Awareness and Skillfulness

อาจารย์ อภินันโท

Awareness and Skillfulness

M.G. (Dr Matei Georgescu): We are living a losing game of impermanence. So, what to do?

A.A.: The Buddha maintained that it is possible to realize a kind of well-being which is self-sustaining, which is independent of the quality or content of our experience, which doesn’t depend on anything that we can experience through our senses.

M.G.: So, no causal conditioning; it’s beyond causation, this is something that we can rely on.

A.A.: Yes, I think that is correct. It is something we can realize, but which is not caused. The Buddha also referred to it as something that is uncreated, unborn, undying, something prior to cause and effect.

M.G.: A negative definition.

A.A.: Right, he wouldn’t give a positive definition. He would sometimes speak about it in a metaphorical way, calling it for example the island or the other shore, but obviously those are poetic, inspirational descriptions to explain that it is really worthwhile to make the effort to find it. He even calls it ultimate happiness at some point. So he was talking about something that we can discover, something that is already there, not something we would create; which perhaps makes it sound rather mysterious.

G.P. (George Petre): But at the same time it is something you can train for? That is an interesting point because even though it is uncreated, even though it is unborn, even though it is unconditioned, it seems you can train toward that idea.

A.A.: Training according to the Buddha means to purify the mind to a point where it becomes ready to realize this possibility.

M.G.: We have to train what? The dual consciousness ? The subject-object capacity of focusing?
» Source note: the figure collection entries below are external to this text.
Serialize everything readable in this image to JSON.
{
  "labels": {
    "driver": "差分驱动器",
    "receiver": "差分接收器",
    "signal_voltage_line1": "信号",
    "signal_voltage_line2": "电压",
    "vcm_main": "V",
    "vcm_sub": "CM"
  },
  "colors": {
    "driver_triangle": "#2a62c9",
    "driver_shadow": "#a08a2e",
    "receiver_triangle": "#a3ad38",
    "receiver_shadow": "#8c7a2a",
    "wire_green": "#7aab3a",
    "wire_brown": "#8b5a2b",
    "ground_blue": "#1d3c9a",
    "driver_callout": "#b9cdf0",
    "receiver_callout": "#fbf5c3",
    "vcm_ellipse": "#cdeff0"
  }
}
A.A.: First of all, when we see that we participate in creating our reality, we try to become more skilled in doing that. I don’t mean to say that our world is entirely our creation, but obviously the experiences that arise for us as we interact with our environment, and the ways in which we organize and interpret those experiences, have a very strong subjective quality; they depend on our biological, social and personal conditioning. We see the world differently from the way dogs see the world.
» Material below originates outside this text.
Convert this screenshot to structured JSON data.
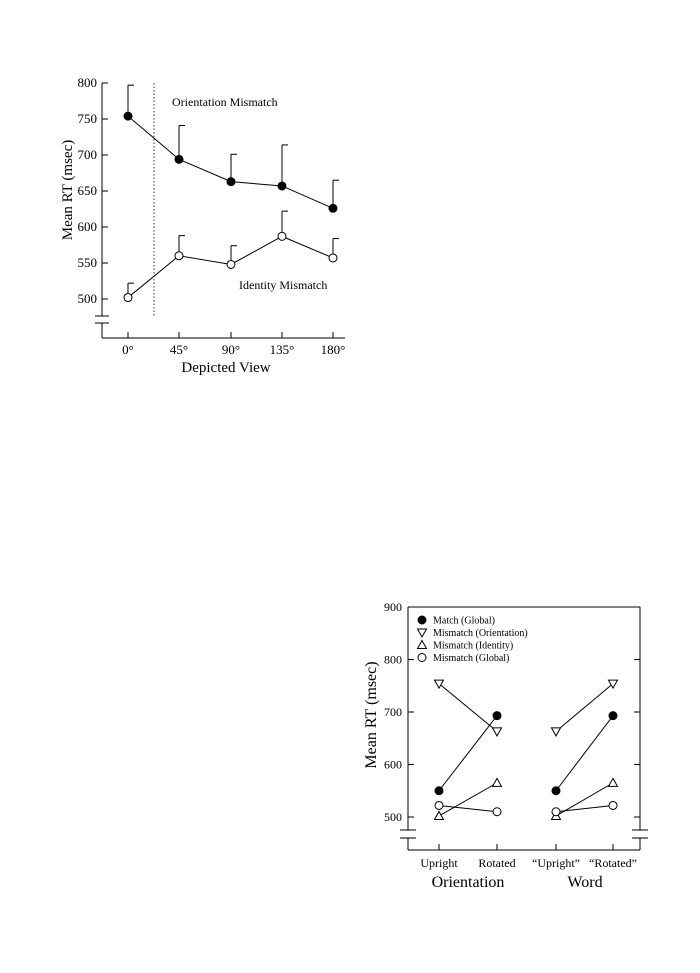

If you grew up in an urban environment you will probably interpret reality differently from if you’d grown up in a rain forest; if you grew up in Romania, you are likely to perceive some things differently from if you’d grown up in Germany. And then there is the personal conditioning depending on your childhood, your education, the ideas you picked up from your parents or your friends – ultimately, all the experiences you have had in the past.

All of that will contribute to the way in which you are predisposed to register new information or even to your choice of where to pay attention, often not even consciously. That is one of the reasons why in an argument about some political issue, it is extremely difficult to convince an opponent of your viewpoint. An opposing view on a particular issue is only the tip of an iceberg of all kinds of previous conditioning which have predisposed you to see things from a particular angle.

So this is a very complex process, and it has a lot to do with saving energy. If you had to process all the information arising from your interactions and always compute all your responses afresh, from scratch, so to speak, your brain couldn’t possibly cope with the amount of work involved. Powerful as it is, it just doesn’t have the computing power to do that.

So, firstly, we already save a lot of energy by screening out most of the potential information we could receive, allowing only a small number of nerve signals to go into advanced processing and even fewer to become conscious. Secondly, when we decide to respond to or initiate an interaction with our environment, we have already stored away a large number of fixed action patterns, some learned, some innate and refined down by experience, which save us a lot of energy because we don’t always have to figure out afresh how to do things.

We accumulate habitual and automatic ways of doing things from brushing our teeth to even having an argument. They are not wrong. Without them it would be difficult to function at all. But if we don’t have any awareness around these conditioned responses, we become very rigid and limited.

So the first element of the training the Buddha advocated is to become more aware of how all of this functions. The second element is to become more skillful about how we work with it, to try to use our awareness to find ways to weaken and perhaps finally abandon those habits that we recognize as being harmful or not helpful and to reinforce the skillful ones.

As we become more adept at this, the burden of our conditioning becomes lighter, and our ways of getting involved in creating our reality become more skilled and more flexible. Then we can increasingly use the inner space we have gained to question the whole process.

How much of my experience is constructed? How am I involved in constructing it? Do I have any authority over it? If so, which kinds of construction are useful, and when? Are there times when I can let go of constructing, and to what extent? What is a less constructed reality like? Is it possible? Is it possible to let go of constructing altogether? What would be left then? By letting go of the mental activities involved in construction, is it possible to get a glimpse of what the Buddha referred to as the unconstructed?

This reflection by Ajahn Abhinando is from the article Awareness and Desire, (pdf) pp. 6-8.